Assim, as abordagens “Triangular”, Orff-Schulwerk e “C(L)A(S)P” convergem-se à medida que
consideram, de forma descompartimentada e não-metódica, a experiência artístico-musical, a
necessidade de alargamento de domínio da linguagem artística para (re)significações da prática,
a leitura e o protagonismo acerca do mundo-da-vida dos estudantes, a negociação de sentidos
em grupo/coletivo, a contextualização histórica, social e cultural e o acesso e crítica aos mais
diversos saberes artísticos construídos por grupos sociais.
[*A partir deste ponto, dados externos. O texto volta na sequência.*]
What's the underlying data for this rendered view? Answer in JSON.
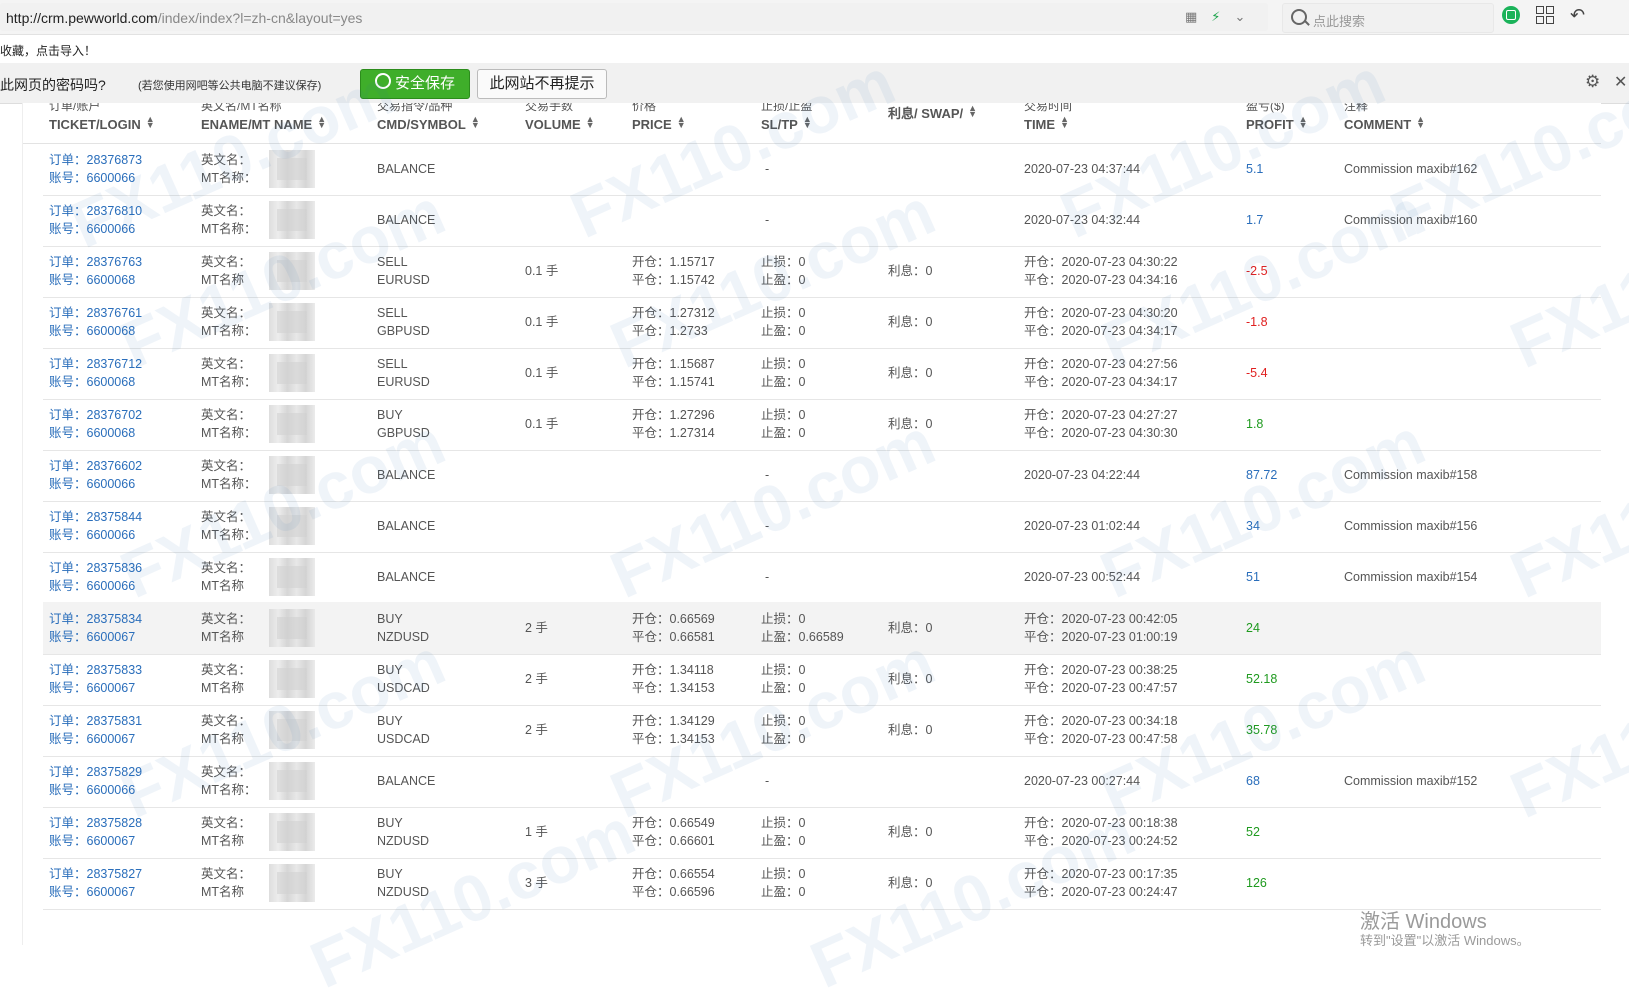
{
  "browser": {
    "url_host": "http://crm.pewworld.com",
    "url_path": "/index/index?l=zh-cn&layout=yes",
    "search_placeholder": "点此搜索"
  },
  "notifications": {
    "bookmark_text": "收藏，点击导入！",
    "password_question": "此网页的密码吗?",
    "password_note": "(若您使用网吧等公共电脑不建议保存)",
    "save_button": "安全保存",
    "never_button": "此网站不再提示"
  },
  "table": {
    "columns": [
      {
        "cn": "订单/账户",
        "en": "TICKET/LOGIN"
      },
      {
        "cn": "英文名/MT名称",
        "en": "ENAME/MT NAME"
      },
      {
        "cn": "交易指令/品种",
        "en": "CMD/SYMBOL"
      },
      {
        "cn": "交易手数",
        "en": "VOLUME"
      },
      {
        "cn": "价格",
        "en": "PRICE"
      },
      {
        "cn": "止损/止盈",
        "en": "SL/TP"
      },
      {
        "cn": "",
        "en": "利息/ SWAP/"
      },
      {
        "cn": "交易时间",
        "en": "TIME"
      },
      {
        "cn": "盈亏($)",
        "en": "PROFIT"
      },
      {
        "cn": "注释",
        "en": "COMMENT"
      }
    ],
    "rows": [
      {
        "ticket": "订单：28376873",
        "login": "账号：6600066",
        "ename": "英文名：",
        "mtname": "MT名称：",
        "cmd": "BALANCE",
        "symbol": "",
        "volume": "",
        "open_price": "",
        "close_price": "",
        "sl": "",
        "tp": "",
        "sltp_dash": "-",
        "swap": "",
        "time_open": "2020-07-23 04:37:44",
        "time_close": "",
        "profit": "5.1",
        "profit_type": "bal",
        "comment": "Commission maxib#162"
      },
      {
        "ticket": "订单：28376810",
        "login": "账号：6600066",
        "ename": "英文名：",
        "mtname": "MT名称：",
        "cmd": "BALANCE",
        "symbol": "",
        "volume": "",
        "open_price": "",
        "close_price": "",
        "sl": "",
        "tp": "",
        "sltp_dash": "-",
        "swap": "",
        "time_open": "2020-07-23 04:32:44",
        "time_close": "",
        "profit": "1.7",
        "profit_type": "bal",
        "comment": "Commission maxib#160"
      },
      {
        "ticket": "订单：28376763",
        "login": "账号：6600068",
        "ename": "英文名：",
        "mtname": "MT名称",
        "cmd": "SELL",
        "symbol": "EURUSD",
        "volume": "0.1 手",
        "open_price": "开仓：1.15717",
        "close_price": "平仓：1.15742",
        "sl": "止损：0",
        "tp": "止盈：0",
        "sltp_dash": "",
        "swap": "利息：0",
        "time_open": "开仓：2020-07-23 04:30:22",
        "time_close": "平仓：2020-07-23 04:34:16",
        "profit": "-2.5",
        "profit_type": "neg",
        "comment": ""
      },
      {
        "ticket": "订单：28376761",
        "login": "账号：6600068",
        "ename": "英文名：",
        "mtname": "MT名称：",
        "cmd": "SELL",
        "symbol": "GBPUSD",
        "volume": "0.1 手",
        "open_price": "开仓：1.27312",
        "close_price": "平仓：1.2733",
        "sl": "止损：0",
        "tp": "止盈：0",
        "sltp_dash": "",
        "swap": "利息：0",
        "time_open": "开仓：2020-07-23 04:30:20",
        "time_close": "平仓：2020-07-23 04:34:17",
        "profit": "-1.8",
        "profit_type": "neg",
        "comment": ""
      },
      {
        "ticket": "订单：28376712",
        "login": "账号：6600068",
        "ename": "英文名：",
        "mtname": "MT名称：",
        "cmd": "SELL",
        "symbol": "EURUSD",
        "volume": "0.1 手",
        "open_price": "开仓：1.15687",
        "close_price": "平仓：1.15741",
        "sl": "止损：0",
        "tp": "止盈：0",
        "sltp_dash": "",
        "swap": "利息：0",
        "time_open": "开仓：2020-07-23 04:27:56",
        "time_close": "平仓：2020-07-23 04:34:17",
        "profit": "-5.4",
        "profit_type": "neg",
        "comment": ""
      },
      {
        "ticket": "订单：28376702",
        "login": "账号：6600068",
        "ename": "英文名：",
        "mtname": "MT名称：",
        "cmd": "BUY",
        "symbol": "GBPUSD",
        "volume": "0.1 手",
        "open_price": "开仓：1.27296",
        "close_price": "平仓：1.27314",
        "sl": "止损：0",
        "tp": "止盈：0",
        "sltp_dash": "",
        "swap": "利息：0",
        "time_open": "开仓：2020-07-23 04:27:27",
        "time_close": "平仓：2020-07-23 04:30:30",
        "profit": "1.8",
        "profit_type": "pos",
        "comment": ""
      },
      {
        "ticket": "订单：28376602",
        "login": "账号：6600066",
        "ename": "英文名：",
        "mtname": "MT名称：",
        "cmd": "BALANCE",
        "symbol": "",
        "volume": "",
        "open_price": "",
        "close_price": "",
        "sl": "",
        "tp": "",
        "sltp_dash": "-",
        "swap": "",
        "time_open": "2020-07-23 04:22:44",
        "time_close": "",
        "profit": "87.72",
        "profit_type": "bal",
        "comment": "Commission maxib#158"
      },
      {
        "ticket": "订单：28375844",
        "login": "账号：6600066",
        "ename": "英文名：",
        "mtname": "MT名称：",
        "cmd": "BALANCE",
        "symbol": "",
        "volume": "",
        "open_price": "",
        "close_price": "",
        "sl": "",
        "tp": "",
        "sltp_dash": "-",
        "swap": "",
        "time_open": "2020-07-23 01:02:44",
        "time_close": "",
        "profit": "34",
        "profit_type": "bal",
        "comment": "Commission maxib#156"
      },
      {
        "ticket": "订单：28375836",
        "login": "账号：6600066",
        "ename": "英文名：",
        "mtname": "MT名称",
        "cmd": "BALANCE",
        "symbol": "",
        "volume": "",
        "open_price": "",
        "close_price": "",
        "sl": "",
        "tp": "",
        "sltp_dash": "-",
        "swap": "",
        "time_open": "2020-07-23 00:52:44",
        "time_close": "",
        "profit": "51",
        "profit_type": "bal",
        "comment": "Commission maxib#154"
      },
      {
        "ticket": "订单：28375834",
        "login": "账号：6600067",
        "ename": "英文名：",
        "mtname": "MT名称",
        "cmd": "BUY",
        "symbol": "NZDUSD",
        "volume": "2 手",
        "open_price": "开仓：0.66569",
        "close_price": "平仓：0.66581",
        "sl": "止损：0",
        "tp": "止盈：0.66589",
        "sltp_dash": "",
        "swap": "利息：0",
        "time_open": "开仓：2020-07-23 00:42:05",
        "time_close": "平仓：2020-07-23 01:00:19",
        "profit": "24",
        "profit_type": "pos",
        "comment": "",
        "highlight": true
      },
      {
        "ticket": "订单：28375833",
        "login": "账号：6600067",
        "ename": "英文名：",
        "mtname": "MT名称",
        "cmd": "BUY",
        "symbol": "USDCAD",
        "volume": "2 手",
        "open_price": "开仓：1.34118",
        "close_price": "平仓：1.34153",
        "sl": "止损：0",
        "tp": "止盈：0",
        "sltp_dash": "",
        "swap": "利息：0",
        "time_open": "开仓：2020-07-23 00:38:25",
        "time_close": "平仓：2020-07-23 00:47:57",
        "profit": "52.18",
        "profit_type": "pos",
        "comment": ""
      },
      {
        "ticket": "订单：28375831",
        "login": "账号：6600067",
        "ename": "英文名：",
        "mtname": "MT名称",
        "cmd": "BUY",
        "symbol": "USDCAD",
        "volume": "2 手",
        "open_price": "开仓：1.34129",
        "close_price": "平仓：1.34153",
        "sl": "止损：0",
        "tp": "止盈：0",
        "sltp_dash": "",
        "swap": "利息：0",
        "time_open": "开仓：2020-07-23 00:34:18",
        "time_close": "平仓：2020-07-23 00:47:58",
        "profit": "35.78",
        "profit_type": "pos",
        "comment": ""
      },
      {
        "ticket": "订单：28375829",
        "login": "账号：6600066",
        "ename": "英文名：",
        "mtname": "MT名称：",
        "cmd": "BALANCE",
        "symbol": "",
        "volume": "",
        "open_price": "",
        "close_price": "",
        "sl": "",
        "tp": "",
        "sltp_dash": "-",
        "swap": "",
        "time_open": "2020-07-23 00:27:44",
        "time_close": "",
        "profit": "68",
        "profit_type": "bal",
        "comment": "Commission maxib#152"
      },
      {
        "ticket": "订单：28375828",
        "login": "账号：6600067",
        "ename": "英文名：",
        "mtname": "MT名称",
        "cmd": "BUY",
        "symbol": "NZDUSD",
        "volume": "1 手",
        "open_price": "开仓：0.66549",
        "close_price": "平仓：0.66601",
        "sl": "止损：0",
        "tp": "止盈：0",
        "sltp_dash": "",
        "swap": "利息：0",
        "time_open": "开仓：2020-07-23 00:18:38",
        "time_close": "平仓：2020-07-23 00:24:52",
        "profit": "52",
        "profit_type": "pos",
        "comment": ""
      },
      {
        "ticket": "订单：28375827",
        "login": "账号：6600067",
        "ename": "英文名：",
        "mtname": "MT名称",
        "cmd": "BUY",
        "symbol": "NZDUSD",
        "volume": "3 手",
        "open_price": "开仓：0.66554",
        "close_price": "平仓：0.66596",
        "sl": "止损：0",
        "tp": "止盈：0",
        "sltp_dash": "",
        "swap": "利息：0",
        "time_open": "开仓：2020-07-23 00:17:35",
        "time_close": "平仓：2020-07-23 00:24:47",
        "profit": "126",
        "profit_type": "pos",
        "comment": ""
      }
    ]
  },
  "watermark": {
    "site": "FX110.com",
    "windows_line1": "激活 Windows",
    "windows_line2": "转到\"设置\"以激活 Windows。"
  },
  "colors": {
    "link": "#2a6ebb",
    "negative": "#e02020",
    "positive": "#1f9a1f",
    "save_button": "#3fae2a"
  }
}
Elencamos tais autores nas
fundamentações sobre os conhecimentos musicais escolares por vincularem-se, de forma crítica
e mais aprofundada, ao que propõe as “Dimensões do Conhecimento Artístico”, da BNCC e do
Currículo Paulista, imbuindo, pelo menos neste artigo, elementos mais conectados às
especificidades do conhecimento musical, aos aspectos crítico-sociais e às concepções de
problematização, significação e leitura do mundo-da-vida dos estudantes por meio da Arte. A
dificuldade em vincular abordagens a documentos normativos esbarra em suas naturezas de
desenvolvimento (fora do contexto político-pedagógico da BNCC e do Currículo Paulista) e na
complexidade de compartimentar a experiência e o conhecimento musical em parâmetros
específicos. Entretanto, foi um desafio que julgamos relevante a fim de apresentar diálogos
prático-teóricos na superação de lacunas e problemáticas apresentadas por Del-Ben e Pereira
(2019) e Pereira e Loponte (2019).
2. Breve contexto histórico-político da BNCC e do Currículo Paulista
A política curricular, aspecto da política educativa que estabelece a forma de selecionar, ordenar
e aglutinar experiências e conhecimentos dentro do sistema educacional, no entendimento do
pesquisador José Gimeno Sacristán (2000), pode ser um condicionamento da realidade prática
da escolaridade básica. Com devida importância na compreensão sobre as formas de exercer a
hegemonia cultural do Estado e com papel condicionante na mediação escolar, este
aglutinamento epistemológico e cultural prescrito, enquanto documento de regulação,
estabelece possíveis paradoxos com as (re)significações e vivências advindas do cotidiano
escolar. Afinal, nas concepções de Michael Apple (1996, 59), o conjunto de conhecimentos
incluídos em documentos nunca se apresentam de forma neutra, mas parte de uma tradição
seletiva de grupos que entendem sua legitimidade.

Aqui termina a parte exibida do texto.